Brian Hughes may be outside the top 20 in his bid to pick up the £500,000 top prize for the leading jockey in the inaugural David Power Jockeys’ Cup, but he is more than happy with where he is currently at in a long and distinguished career.
The County Armagh rider began his career with James Lambe – and is one of a select few to have ridden a Flat winner, hurdle winner and a chase winner at Downpatrick – but moved over to ride for Howard Johnson after the trainer saw him riding a winner for Jim Bolger.
Hughes told Sporting Life in the fourth of their David Power Jockeys’ Cup podcast series: "I wasn’t strong enough, light enough or good enough to ride on the Flat, my weight always held me back so I was always dieting but then that makes you weak.

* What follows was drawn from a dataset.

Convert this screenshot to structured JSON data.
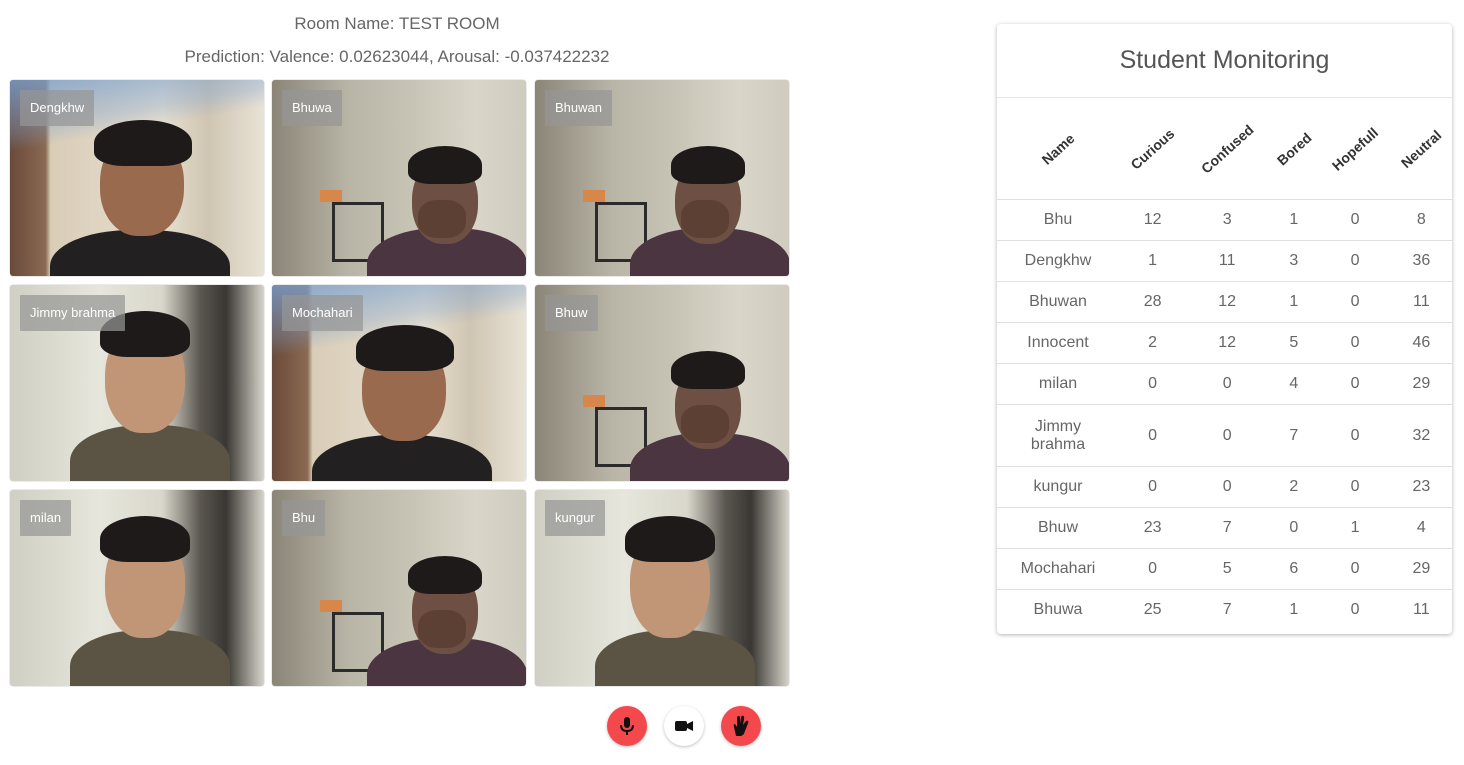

“You were trying to do a light weight but then you weren’t strong enough to give the horse a good ride.
“I starved myself for three days for a ride for Jim Bolger - and luckily won on the filly - and Howard Johnson was there and he saw it.

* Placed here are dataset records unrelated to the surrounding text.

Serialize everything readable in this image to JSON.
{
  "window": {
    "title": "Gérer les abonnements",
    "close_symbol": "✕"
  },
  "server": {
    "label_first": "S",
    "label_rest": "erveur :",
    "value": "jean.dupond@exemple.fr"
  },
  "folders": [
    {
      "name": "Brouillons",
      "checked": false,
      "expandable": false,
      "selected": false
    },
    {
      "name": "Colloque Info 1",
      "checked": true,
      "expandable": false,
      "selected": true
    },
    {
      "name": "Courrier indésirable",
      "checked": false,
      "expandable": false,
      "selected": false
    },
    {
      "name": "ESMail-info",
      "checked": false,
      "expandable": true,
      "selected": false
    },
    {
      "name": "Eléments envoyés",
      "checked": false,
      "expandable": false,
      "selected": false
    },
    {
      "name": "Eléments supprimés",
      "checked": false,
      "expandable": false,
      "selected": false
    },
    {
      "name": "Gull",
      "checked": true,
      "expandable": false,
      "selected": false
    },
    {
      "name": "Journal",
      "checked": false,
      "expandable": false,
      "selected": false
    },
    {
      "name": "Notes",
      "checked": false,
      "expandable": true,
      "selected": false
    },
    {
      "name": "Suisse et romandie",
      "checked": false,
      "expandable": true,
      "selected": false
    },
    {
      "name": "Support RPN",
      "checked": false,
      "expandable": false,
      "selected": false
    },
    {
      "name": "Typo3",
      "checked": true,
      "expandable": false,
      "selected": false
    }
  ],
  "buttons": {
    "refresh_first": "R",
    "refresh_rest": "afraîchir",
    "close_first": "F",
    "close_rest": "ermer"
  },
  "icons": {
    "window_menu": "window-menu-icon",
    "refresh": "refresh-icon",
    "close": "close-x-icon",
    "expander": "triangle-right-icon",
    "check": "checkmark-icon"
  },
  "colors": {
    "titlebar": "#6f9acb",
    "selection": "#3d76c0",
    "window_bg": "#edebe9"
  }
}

“Graham and Andrea Wylie had bought a load of yearlings and I had helped break them in. That was how that all came about.”

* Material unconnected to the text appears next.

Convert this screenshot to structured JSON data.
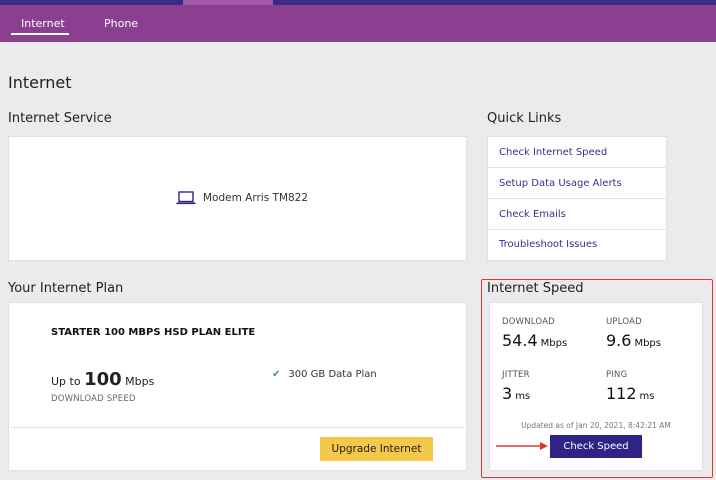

Despite a mishap on his first British ride - ‘Silver Dollars headbutted me in a bumper at Sedgefield so I had blood pouring down my face during the race’ - Hughes has since proven himself as one of the most successful jockeys in the weighing room, riding his 1,000th winner over jumps in Britain and Ireland on My Old Gold at Wetherby in January 2019.
Though he hinted otherwise in a 2023 interview, the now-40-year-old - who is fast approaching 1,900 winners - is not imminently considering life after the saddle, despite a lack of big-race rides at the Cheltenham Festival.
He said: “I haven’t thought about retiring – I don’t think I'm doing the job too badly – and I’m feeling well in myself. I’ll keep going for a couple of seasons yet!
“I just haven’t really had the opportunities to ride the real big winners at Cheltenham - I’ve had a lot of stick over the years.
“You’re riding horses that have only just scraped in there and they haven’t got a real chance. Sometimes it can be a horrible experience when you’re not going there with fancied rides."
However, Hughes has ridden three handicap winners at the Cheltenham Festival – Hawk High (2014), Ballyalton (2016) and Mister Whitaker (2018) - and had dreams of causing a major upset in the 2020 Cheltenham Gold Cup when the 50/1 chance Real Steel moved menacingly into contention.
Hughes, who takes the ride on The Real Whacker whom he partnered to Charlie Hall success in this year’s renewal, remembered: “I was thinking ‘someone like me is never going to win a Gold Cup’ when I came there on the bridle on Real Steel but he just didn’t stay, he emptied out very quickly.
“The Real Whacker is a real good ride for me to pick up - he’s won a few times around Cheltenham and it’s nice to be associated with a horse that’s good enough to run in these sorts of races.”